On the second floor, he went through a fire door into a corridor lit with another EXIT sign. The room where the puppets were kept should be, he remembered, halfway down.
He released the catch, and the door sprang back an inch. "Hello?" he called, sure that a sound of voices came from within.
A soft nacreous warmth tinted with cold blue and cream filled the room. The moon shone through a skylight onto the row of little hanging bodies, and the big chest that Carly had called the puppets' traveling case. He crossed the room and lifted the lid.
Andy was lying on his back in the center of a circle of five other puppets—including blond Frank and Danni—propped up against the sides of the chest, their little, flexible hands folded on their laps, their eyes closed, as if they were asleep and dreaming. It looked like a scene from a play, a play about actors trying to present something from their other more real lives offstage, except the actors had strings attached, strings that seemed to connect them to each other. Danni's cheeks and eyelids glittered in the moonlight; had she been crying? No, it was because she still wore stage make-up.

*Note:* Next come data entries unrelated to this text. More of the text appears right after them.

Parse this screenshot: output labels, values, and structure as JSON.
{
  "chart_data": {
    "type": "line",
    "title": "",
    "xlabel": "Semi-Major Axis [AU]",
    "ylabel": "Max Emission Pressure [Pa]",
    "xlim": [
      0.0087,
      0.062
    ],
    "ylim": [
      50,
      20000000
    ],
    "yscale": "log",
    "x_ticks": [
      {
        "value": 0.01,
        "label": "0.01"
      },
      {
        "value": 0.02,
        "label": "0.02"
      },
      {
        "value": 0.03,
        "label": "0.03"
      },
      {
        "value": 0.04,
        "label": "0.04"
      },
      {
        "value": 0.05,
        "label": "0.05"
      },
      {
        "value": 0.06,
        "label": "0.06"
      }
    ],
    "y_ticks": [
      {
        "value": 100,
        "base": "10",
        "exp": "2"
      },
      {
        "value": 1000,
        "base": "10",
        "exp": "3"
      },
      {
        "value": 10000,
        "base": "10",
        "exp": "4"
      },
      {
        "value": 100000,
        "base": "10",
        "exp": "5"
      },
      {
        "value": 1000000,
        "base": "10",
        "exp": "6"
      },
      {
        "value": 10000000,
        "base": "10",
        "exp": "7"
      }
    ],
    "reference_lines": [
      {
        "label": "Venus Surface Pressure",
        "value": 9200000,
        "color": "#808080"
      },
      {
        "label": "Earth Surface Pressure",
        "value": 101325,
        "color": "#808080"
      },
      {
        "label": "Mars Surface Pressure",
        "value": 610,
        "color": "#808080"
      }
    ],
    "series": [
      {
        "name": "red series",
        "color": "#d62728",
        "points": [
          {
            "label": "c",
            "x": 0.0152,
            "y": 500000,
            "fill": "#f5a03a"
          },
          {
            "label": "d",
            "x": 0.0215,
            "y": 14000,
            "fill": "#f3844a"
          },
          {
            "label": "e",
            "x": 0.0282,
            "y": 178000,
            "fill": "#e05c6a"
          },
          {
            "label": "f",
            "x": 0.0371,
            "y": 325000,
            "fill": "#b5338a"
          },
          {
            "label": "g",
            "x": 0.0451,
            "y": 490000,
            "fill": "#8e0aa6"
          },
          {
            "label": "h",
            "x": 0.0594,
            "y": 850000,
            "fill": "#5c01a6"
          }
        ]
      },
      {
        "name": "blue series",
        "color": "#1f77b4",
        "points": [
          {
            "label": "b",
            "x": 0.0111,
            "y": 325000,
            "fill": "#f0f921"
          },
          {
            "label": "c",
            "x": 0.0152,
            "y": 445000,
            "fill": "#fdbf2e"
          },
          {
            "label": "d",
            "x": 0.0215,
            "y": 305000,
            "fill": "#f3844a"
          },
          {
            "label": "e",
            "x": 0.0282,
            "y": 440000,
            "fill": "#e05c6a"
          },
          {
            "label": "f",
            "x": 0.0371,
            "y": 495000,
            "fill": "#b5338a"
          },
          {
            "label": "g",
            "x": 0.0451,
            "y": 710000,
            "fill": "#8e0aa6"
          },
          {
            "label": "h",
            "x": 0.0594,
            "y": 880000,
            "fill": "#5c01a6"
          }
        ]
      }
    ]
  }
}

Andy had the same costume he'd worn in the show—the King's crown and the purple robe, the H-shaped frame hidden beneath his torso. Kevin lifted him out of the chest, half expecting the others to cry out in alarm. But there was silence; to speak, the puppets needed human help. He left them undisturbed, closing the lid as they sat like old people in the park, staring with rigid, serious expressions and unfocused eyes.
Kevin turned Andy over and unwrapped the strings from the frame; like fishing lines, they emerged from the skin as hair does from arms and legs, connecting to the knees, elbows, wrists, and each fingertip, the ears, and the top of the head. But not the mouth or eyes—and Kevin was sure he'd seen those parts move during the performance. He lifted Andy up, and turned him, and suddenly the eyes were looking right into his. They blinked, and the mouth opened and closed. A string too light to see must have been pulled by accident, Kevin thought, frowning and holding the small body closer to the moonlight.
He gently bent Andy's arms and legs to put him inside a backpack he'd brought, pushing the head down and zipping the cover closed all around. A puppet was a light burden.
In his room, he was happy but worn out. He got ready for bed, folding his clothes in a neat pile the way he'd been taught. But once he lay down, his brain filled with plans—how to fix the broken leg, how happy Carly would be when it was done. He rose and removed Andy from the backpack, straightening his clothes and settling him flat on the kitchen table. The eyes were closed, the left leg loose and limp as if it were hanging by a thread. Kevin covered him with the old towel he used to dry glasses and fell asleep facing the small still form.